The universities you are mentioning here are top-tier for CS. But please do bear in mind that if you were not at one of those institutions (for whatever reason), asking for that code might well have gotten you the hairy eyeball from folks you didn't want giving you a furry look.
....Small anecdote: I got access to NetBSD fairly quickly (but it still had this feeling of not *really* being Unix, for some odd reason). I suppose I must have installed 0.8. I switched to FreeBSD once I realized one could install via FTP instead of a myriad of floppies. I ran Linux on one machine but some folks I regarded gave me guff about it and I switched to the publicly available BSD stuff shortly thereafter.

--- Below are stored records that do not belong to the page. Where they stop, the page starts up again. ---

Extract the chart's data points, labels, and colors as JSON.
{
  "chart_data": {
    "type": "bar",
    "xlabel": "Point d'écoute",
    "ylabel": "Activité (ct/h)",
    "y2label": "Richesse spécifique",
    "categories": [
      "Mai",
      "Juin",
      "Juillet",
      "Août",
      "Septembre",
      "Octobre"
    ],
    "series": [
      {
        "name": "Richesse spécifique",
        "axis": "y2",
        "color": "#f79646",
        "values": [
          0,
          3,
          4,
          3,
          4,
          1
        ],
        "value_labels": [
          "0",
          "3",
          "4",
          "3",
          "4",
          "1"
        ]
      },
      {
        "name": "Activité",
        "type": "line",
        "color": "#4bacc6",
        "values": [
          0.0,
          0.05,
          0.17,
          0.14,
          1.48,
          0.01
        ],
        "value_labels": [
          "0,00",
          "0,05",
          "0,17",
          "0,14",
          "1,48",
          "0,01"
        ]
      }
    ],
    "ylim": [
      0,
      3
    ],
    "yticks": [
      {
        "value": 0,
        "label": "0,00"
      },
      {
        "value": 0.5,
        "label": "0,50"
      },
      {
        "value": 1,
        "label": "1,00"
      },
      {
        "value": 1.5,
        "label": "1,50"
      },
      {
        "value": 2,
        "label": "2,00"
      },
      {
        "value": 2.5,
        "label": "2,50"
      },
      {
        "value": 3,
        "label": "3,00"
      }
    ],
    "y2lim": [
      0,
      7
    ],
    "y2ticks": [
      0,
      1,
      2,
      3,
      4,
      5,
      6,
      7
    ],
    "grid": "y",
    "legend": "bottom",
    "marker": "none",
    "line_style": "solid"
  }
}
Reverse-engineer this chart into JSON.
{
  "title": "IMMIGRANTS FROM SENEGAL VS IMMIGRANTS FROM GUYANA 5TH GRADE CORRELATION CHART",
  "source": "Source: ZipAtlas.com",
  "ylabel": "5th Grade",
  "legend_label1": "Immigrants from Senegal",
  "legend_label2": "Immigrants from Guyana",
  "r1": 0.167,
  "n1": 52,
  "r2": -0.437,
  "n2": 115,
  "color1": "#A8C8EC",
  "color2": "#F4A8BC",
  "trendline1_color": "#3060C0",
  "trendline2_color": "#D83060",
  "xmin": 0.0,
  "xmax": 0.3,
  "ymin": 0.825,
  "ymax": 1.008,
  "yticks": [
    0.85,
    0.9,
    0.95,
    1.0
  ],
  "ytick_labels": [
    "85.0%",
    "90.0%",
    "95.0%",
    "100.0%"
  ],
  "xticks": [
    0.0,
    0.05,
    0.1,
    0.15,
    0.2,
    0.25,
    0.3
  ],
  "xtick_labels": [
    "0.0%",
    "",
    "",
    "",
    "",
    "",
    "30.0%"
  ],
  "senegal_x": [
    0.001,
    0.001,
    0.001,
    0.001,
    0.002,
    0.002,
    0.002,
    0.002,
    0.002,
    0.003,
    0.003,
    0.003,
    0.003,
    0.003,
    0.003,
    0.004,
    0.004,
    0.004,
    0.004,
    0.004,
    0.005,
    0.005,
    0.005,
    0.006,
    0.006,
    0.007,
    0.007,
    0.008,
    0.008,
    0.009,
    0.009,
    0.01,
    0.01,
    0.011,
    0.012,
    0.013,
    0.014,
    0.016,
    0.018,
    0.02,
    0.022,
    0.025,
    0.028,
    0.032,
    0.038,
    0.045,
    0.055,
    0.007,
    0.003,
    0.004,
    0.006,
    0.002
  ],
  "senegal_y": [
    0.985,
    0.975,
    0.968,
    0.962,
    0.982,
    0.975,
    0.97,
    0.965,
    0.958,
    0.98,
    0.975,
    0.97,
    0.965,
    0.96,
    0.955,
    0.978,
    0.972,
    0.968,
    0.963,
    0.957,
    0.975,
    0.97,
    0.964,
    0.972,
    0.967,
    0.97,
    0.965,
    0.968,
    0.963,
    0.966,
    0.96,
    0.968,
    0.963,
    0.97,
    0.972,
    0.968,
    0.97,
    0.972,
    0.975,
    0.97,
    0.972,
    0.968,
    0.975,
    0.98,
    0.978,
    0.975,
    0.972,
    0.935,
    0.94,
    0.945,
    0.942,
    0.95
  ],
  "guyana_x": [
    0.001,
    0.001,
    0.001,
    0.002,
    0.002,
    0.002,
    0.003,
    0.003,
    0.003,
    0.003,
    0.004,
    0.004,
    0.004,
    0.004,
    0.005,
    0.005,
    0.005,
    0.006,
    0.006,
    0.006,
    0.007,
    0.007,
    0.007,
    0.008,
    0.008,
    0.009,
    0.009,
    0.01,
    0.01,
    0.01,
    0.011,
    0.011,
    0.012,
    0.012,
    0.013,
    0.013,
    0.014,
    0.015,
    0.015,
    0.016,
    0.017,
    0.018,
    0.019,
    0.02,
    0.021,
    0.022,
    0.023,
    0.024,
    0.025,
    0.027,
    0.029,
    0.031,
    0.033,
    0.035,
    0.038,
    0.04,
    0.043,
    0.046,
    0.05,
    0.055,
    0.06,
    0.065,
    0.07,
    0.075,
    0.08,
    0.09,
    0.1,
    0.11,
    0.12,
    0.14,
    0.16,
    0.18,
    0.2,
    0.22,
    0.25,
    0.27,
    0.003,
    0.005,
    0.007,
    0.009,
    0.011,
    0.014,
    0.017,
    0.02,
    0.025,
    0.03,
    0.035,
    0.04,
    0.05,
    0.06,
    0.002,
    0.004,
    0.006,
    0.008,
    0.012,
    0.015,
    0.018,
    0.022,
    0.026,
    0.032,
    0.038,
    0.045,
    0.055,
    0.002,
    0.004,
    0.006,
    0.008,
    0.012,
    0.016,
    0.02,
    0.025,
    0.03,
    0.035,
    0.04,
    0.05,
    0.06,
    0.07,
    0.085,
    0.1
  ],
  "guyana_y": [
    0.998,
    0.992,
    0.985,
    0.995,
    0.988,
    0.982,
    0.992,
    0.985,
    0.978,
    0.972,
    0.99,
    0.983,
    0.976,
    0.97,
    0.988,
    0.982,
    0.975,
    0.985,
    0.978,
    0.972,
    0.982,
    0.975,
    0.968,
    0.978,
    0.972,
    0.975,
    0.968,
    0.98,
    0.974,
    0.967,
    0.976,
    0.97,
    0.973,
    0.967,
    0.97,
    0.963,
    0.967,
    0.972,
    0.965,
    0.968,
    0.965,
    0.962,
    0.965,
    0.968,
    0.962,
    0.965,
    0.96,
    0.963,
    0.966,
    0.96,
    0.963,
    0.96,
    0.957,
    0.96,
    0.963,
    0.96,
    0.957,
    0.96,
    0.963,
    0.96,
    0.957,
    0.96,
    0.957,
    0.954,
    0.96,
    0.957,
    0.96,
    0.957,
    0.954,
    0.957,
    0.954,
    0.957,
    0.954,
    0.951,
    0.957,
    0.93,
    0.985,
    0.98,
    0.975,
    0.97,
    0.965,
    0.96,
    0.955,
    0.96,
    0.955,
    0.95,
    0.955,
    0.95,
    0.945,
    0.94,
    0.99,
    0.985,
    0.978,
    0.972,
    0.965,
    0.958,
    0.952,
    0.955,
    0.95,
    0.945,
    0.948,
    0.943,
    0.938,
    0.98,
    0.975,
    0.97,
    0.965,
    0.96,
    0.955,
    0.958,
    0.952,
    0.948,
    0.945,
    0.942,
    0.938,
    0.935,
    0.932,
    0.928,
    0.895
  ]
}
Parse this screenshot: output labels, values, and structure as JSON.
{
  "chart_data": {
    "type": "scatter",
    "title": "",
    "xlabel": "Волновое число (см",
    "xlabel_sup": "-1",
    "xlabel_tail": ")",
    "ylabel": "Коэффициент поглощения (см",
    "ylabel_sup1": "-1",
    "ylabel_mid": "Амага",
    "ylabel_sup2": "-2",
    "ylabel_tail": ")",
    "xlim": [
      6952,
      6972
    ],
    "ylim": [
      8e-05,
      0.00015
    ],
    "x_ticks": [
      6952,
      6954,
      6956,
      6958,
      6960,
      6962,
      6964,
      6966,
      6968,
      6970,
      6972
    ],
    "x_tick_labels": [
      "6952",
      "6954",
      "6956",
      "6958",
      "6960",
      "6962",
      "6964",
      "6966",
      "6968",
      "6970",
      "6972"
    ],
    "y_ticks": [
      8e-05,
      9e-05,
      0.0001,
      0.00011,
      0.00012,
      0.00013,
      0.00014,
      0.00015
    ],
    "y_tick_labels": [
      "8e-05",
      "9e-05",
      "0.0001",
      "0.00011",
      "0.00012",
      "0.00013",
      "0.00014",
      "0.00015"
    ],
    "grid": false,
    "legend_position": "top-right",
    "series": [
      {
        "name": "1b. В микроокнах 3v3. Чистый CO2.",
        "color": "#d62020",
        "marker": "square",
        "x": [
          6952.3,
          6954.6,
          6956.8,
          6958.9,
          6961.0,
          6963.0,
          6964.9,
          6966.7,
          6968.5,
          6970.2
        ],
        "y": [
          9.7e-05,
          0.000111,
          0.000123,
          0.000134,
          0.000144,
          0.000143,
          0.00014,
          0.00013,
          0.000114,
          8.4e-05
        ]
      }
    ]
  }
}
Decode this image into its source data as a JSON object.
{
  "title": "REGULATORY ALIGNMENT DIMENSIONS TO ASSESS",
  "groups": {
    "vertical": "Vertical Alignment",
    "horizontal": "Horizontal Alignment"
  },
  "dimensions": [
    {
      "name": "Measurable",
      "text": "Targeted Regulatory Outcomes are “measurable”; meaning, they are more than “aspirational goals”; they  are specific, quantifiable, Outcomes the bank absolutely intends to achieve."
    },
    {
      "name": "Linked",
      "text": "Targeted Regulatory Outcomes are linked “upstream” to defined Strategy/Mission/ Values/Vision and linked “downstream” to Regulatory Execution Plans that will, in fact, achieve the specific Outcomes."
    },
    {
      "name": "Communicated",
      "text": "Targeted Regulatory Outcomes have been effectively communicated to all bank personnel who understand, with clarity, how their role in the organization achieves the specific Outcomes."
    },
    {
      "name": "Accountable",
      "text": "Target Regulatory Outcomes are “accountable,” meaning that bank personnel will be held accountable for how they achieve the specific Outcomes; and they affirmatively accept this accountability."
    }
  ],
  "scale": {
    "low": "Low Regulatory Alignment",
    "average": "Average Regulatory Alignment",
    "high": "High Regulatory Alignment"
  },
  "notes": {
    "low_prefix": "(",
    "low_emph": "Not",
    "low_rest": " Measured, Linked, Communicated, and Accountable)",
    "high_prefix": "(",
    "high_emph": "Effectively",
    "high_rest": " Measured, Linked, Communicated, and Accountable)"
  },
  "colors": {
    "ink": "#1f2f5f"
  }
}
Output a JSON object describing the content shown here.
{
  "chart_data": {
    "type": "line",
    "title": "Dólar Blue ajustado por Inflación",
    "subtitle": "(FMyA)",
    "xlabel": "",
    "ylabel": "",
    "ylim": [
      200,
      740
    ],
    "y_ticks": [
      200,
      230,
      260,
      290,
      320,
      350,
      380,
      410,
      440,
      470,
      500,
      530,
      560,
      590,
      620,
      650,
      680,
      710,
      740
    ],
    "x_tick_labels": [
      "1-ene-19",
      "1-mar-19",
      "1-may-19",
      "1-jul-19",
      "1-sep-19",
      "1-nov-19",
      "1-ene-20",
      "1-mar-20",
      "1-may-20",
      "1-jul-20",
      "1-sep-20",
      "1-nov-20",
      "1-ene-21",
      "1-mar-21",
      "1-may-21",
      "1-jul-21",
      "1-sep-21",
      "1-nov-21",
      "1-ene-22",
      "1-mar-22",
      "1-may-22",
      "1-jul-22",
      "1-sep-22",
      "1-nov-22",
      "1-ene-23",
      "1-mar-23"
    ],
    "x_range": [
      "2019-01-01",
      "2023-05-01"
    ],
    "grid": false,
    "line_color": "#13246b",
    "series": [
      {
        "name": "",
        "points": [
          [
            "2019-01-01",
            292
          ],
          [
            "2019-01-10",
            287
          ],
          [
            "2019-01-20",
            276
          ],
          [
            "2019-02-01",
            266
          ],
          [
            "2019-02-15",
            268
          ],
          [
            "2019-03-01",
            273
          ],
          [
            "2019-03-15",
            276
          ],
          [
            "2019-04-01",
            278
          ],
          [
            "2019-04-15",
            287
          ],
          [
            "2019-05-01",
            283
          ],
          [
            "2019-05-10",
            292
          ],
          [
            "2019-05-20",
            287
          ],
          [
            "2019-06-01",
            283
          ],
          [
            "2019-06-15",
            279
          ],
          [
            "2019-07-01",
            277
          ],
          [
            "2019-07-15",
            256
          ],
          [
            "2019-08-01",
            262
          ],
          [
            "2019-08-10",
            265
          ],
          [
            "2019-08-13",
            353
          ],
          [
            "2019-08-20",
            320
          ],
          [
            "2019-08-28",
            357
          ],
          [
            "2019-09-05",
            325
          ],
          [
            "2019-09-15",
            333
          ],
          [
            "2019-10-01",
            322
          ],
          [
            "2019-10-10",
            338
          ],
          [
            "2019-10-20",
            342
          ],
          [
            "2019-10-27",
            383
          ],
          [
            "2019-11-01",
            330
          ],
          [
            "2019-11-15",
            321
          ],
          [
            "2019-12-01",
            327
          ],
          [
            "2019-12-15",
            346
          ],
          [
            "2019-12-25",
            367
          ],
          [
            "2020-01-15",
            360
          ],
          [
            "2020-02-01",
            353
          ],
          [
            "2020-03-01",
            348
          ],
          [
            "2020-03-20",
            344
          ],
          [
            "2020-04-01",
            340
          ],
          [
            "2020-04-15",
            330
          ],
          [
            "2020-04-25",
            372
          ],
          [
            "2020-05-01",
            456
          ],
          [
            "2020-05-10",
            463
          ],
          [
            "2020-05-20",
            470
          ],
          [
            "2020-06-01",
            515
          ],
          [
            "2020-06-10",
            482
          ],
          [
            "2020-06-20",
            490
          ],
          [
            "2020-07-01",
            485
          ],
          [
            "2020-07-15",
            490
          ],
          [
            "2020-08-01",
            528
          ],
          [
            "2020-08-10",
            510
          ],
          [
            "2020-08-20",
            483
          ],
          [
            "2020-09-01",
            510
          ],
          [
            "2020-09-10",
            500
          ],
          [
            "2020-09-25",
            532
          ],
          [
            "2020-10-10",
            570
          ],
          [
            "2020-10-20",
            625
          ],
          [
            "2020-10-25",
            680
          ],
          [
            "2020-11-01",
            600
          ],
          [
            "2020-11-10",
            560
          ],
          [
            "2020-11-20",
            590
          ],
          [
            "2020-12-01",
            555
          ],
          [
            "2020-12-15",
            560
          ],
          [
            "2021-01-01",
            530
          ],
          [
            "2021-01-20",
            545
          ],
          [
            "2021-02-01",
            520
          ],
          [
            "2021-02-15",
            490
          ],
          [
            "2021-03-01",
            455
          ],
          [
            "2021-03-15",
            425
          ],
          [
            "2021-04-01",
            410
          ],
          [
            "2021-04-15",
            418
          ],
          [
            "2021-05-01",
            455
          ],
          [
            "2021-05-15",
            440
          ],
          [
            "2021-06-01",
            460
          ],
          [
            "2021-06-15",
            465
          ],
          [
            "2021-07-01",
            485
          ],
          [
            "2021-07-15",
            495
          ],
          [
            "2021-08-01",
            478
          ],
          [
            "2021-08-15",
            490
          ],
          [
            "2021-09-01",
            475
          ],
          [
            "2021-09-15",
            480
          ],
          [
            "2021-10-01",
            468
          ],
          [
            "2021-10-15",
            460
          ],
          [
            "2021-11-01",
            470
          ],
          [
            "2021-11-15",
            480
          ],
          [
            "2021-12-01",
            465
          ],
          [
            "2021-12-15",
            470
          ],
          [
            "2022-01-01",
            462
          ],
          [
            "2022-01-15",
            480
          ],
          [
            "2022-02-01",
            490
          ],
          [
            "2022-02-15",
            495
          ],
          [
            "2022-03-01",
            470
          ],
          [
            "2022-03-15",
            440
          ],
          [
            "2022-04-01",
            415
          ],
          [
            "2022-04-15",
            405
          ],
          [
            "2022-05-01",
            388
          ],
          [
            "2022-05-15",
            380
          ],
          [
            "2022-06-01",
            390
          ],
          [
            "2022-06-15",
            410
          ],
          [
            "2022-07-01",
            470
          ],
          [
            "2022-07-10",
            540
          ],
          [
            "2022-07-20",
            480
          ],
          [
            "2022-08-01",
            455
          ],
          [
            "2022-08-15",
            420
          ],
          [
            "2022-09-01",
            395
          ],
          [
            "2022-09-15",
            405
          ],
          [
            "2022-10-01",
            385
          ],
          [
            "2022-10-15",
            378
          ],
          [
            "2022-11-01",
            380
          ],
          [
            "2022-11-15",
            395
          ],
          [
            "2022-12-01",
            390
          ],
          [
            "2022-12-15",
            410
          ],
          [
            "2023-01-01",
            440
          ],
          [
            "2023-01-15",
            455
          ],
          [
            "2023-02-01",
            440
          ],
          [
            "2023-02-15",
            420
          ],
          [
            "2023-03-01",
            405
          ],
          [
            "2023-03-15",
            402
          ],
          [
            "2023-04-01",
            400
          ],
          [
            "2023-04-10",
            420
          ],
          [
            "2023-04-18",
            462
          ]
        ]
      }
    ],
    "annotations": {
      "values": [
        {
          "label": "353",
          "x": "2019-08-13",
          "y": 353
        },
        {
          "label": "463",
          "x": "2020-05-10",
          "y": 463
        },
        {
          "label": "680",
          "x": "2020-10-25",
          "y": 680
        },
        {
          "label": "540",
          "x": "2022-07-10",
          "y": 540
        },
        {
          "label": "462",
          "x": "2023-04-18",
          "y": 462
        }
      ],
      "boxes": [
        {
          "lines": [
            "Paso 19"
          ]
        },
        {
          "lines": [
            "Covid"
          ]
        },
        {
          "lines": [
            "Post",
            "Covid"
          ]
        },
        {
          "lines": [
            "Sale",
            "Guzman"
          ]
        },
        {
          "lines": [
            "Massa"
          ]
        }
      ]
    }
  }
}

As someone once said, BSD is what you get when Unix folks port to the PC; Linux is what you get when PC folks build a Unix.
...A self-deprecating anecdote.
... Yup, source was there. Access was restricted, you had to get a login on slovax, and you had to be
"somebody" to get that login. I don't remember how I got access, I just knew I wanted it. So I probably just begged and eventually one of the admins took pity on me? Dunno.
I can easily imagine that the CMU CS department let all
their students have access to the source if they wanted it.
I don't think that was anywhere near as common as Clem thinks it was.
My guess is that Clem interacted with a bunch of people who were his peers (aka
pretty elite people) and all those guys had source access.
Us unwashed masses had to work a lot harder to get it.
Once 386BSD came out, yeah, source was easy. Not before.